エマ・ストーン演じるアビゲイル、レイチェル・ワイズ演じるサラ、オリヴィア・コールマン演じるアン女王といった女性たちは歴史上実在の人物らしく、一応史実を基にした作品であるようです。本作から脚本が監督自身によるものではなくなり、そのためか設定自体の不条理さやキャラクターの誰も好きになれなさは鳴りを潜めて分かりやすい人間ドラマに仕上がっています。

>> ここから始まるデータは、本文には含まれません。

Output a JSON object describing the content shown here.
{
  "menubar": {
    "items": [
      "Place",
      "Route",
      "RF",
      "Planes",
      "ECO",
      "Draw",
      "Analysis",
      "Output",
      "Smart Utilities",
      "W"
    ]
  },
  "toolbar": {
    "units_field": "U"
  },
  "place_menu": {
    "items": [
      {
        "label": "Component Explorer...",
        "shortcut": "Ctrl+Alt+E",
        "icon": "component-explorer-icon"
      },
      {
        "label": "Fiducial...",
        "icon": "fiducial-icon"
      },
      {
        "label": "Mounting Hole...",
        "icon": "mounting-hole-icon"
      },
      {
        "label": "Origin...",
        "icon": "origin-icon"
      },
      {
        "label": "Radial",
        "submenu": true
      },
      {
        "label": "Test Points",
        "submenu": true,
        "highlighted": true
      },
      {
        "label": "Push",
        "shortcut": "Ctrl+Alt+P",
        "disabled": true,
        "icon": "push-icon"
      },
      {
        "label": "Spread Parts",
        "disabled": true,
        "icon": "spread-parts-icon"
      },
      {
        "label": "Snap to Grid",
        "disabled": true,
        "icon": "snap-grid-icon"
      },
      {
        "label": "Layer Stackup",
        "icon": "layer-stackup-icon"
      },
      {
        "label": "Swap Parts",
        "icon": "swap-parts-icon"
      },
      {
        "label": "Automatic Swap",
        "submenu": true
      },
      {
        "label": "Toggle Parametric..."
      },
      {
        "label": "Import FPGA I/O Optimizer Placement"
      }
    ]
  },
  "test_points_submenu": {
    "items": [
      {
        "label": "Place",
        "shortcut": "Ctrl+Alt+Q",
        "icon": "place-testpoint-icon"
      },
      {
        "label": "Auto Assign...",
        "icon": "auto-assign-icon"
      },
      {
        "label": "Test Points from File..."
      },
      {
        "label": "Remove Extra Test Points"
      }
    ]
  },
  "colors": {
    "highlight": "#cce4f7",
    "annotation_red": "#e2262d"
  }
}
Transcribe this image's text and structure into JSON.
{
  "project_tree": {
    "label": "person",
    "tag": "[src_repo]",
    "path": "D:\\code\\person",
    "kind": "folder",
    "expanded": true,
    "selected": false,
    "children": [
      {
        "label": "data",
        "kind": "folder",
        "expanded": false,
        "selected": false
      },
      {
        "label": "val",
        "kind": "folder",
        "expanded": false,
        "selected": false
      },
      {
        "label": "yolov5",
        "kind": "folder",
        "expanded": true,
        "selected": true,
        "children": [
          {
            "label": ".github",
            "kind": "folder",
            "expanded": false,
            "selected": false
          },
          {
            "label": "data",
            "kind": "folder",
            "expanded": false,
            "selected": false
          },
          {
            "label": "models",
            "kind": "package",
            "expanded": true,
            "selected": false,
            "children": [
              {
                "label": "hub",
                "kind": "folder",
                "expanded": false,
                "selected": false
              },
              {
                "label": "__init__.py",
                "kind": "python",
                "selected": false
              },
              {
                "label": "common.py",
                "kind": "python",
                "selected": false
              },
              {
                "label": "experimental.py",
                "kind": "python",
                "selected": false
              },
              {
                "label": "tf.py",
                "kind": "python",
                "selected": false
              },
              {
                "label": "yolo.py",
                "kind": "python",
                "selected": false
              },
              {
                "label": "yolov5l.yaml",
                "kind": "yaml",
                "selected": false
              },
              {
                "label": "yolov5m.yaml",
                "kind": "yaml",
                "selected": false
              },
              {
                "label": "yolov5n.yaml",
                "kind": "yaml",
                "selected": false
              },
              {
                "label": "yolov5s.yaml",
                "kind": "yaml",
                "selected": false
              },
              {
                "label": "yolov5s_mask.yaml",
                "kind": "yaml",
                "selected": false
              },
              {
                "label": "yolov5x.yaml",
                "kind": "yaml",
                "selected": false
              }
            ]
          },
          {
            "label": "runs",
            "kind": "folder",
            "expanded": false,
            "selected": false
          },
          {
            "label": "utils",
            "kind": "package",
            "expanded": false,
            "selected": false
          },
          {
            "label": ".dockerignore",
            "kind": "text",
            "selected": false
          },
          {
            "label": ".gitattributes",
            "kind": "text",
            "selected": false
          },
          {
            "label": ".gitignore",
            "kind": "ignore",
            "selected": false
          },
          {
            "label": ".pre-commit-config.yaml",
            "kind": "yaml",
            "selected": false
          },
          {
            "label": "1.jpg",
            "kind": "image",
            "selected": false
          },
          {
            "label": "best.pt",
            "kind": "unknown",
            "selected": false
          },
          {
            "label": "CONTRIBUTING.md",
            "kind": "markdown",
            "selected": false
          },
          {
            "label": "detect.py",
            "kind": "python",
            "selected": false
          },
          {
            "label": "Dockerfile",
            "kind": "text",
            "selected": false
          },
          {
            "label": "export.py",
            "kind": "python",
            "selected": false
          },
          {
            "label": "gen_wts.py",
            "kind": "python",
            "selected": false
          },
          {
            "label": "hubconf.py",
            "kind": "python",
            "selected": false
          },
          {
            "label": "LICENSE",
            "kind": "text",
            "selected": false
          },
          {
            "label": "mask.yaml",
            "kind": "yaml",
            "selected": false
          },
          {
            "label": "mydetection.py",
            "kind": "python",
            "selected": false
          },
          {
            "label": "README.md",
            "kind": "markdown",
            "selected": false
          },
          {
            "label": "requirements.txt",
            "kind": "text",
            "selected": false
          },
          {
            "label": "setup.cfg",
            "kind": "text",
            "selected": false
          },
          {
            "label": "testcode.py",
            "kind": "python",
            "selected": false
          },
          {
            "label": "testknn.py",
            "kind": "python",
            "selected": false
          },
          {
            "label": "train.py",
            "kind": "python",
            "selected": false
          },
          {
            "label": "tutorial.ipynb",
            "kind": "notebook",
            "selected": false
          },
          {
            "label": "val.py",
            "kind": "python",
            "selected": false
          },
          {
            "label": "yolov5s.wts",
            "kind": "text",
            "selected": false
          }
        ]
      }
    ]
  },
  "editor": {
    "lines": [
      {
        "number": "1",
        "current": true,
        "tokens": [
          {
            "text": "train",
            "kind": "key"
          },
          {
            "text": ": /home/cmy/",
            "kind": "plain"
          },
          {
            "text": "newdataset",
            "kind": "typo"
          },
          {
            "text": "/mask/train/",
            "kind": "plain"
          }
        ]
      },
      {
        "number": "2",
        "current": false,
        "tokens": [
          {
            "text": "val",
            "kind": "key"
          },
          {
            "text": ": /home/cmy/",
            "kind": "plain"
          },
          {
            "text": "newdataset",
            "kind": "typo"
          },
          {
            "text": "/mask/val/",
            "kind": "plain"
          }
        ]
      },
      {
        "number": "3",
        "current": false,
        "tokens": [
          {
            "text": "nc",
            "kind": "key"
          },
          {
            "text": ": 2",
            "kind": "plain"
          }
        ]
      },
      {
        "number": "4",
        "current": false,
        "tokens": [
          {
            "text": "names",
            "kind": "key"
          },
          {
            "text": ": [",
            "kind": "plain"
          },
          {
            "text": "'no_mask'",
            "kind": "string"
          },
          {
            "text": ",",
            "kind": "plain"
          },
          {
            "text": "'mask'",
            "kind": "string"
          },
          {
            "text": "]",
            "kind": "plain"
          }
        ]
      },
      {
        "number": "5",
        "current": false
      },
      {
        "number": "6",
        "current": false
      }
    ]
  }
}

そんでもブラックユーモアで人間の嫌な部分を抉り出すような作風は相変わらずで、ポップながら独特の味わいも残した作品です。

ストーリーはとにかく女3人のパワーゲーム。
最初は女王を傀儡のようにして実権を握っているサラのことを性格悪〜と思いながら観てるんだけど、徐々にアビゲイルの野心と強かさに慄き、しかしそこからさらに本当はアン女王が1番怖いんじゃないか......?という気もしてきます。ともあれ三者三様に強めのエゴイストなので、彼女らのやりとりが「うわぁ」と引いちゃいすぎて笑えるコメディになってます。それでいて3人ともどこか嫌いになれない魅力的なキャラクターとして描かれているのが凄くて、やってることは酷いけどみんな必死なので応援したくなってしまいます。
また、そうした三角関係を描きつつ、そこから貴族の暮らしや政治のアホくささを皮肉ったようなところもあるのも良かった。一見華やかで上品そうだけど中身はこんなもんですよって感じで。
そもそもメインキャラ3人とも吐くシーンがあったり、恒例の変なダンスシーンもあったりと、全体におちょくった感じ(だけどちゃんと人間ドラマになってる)なのが好きでした。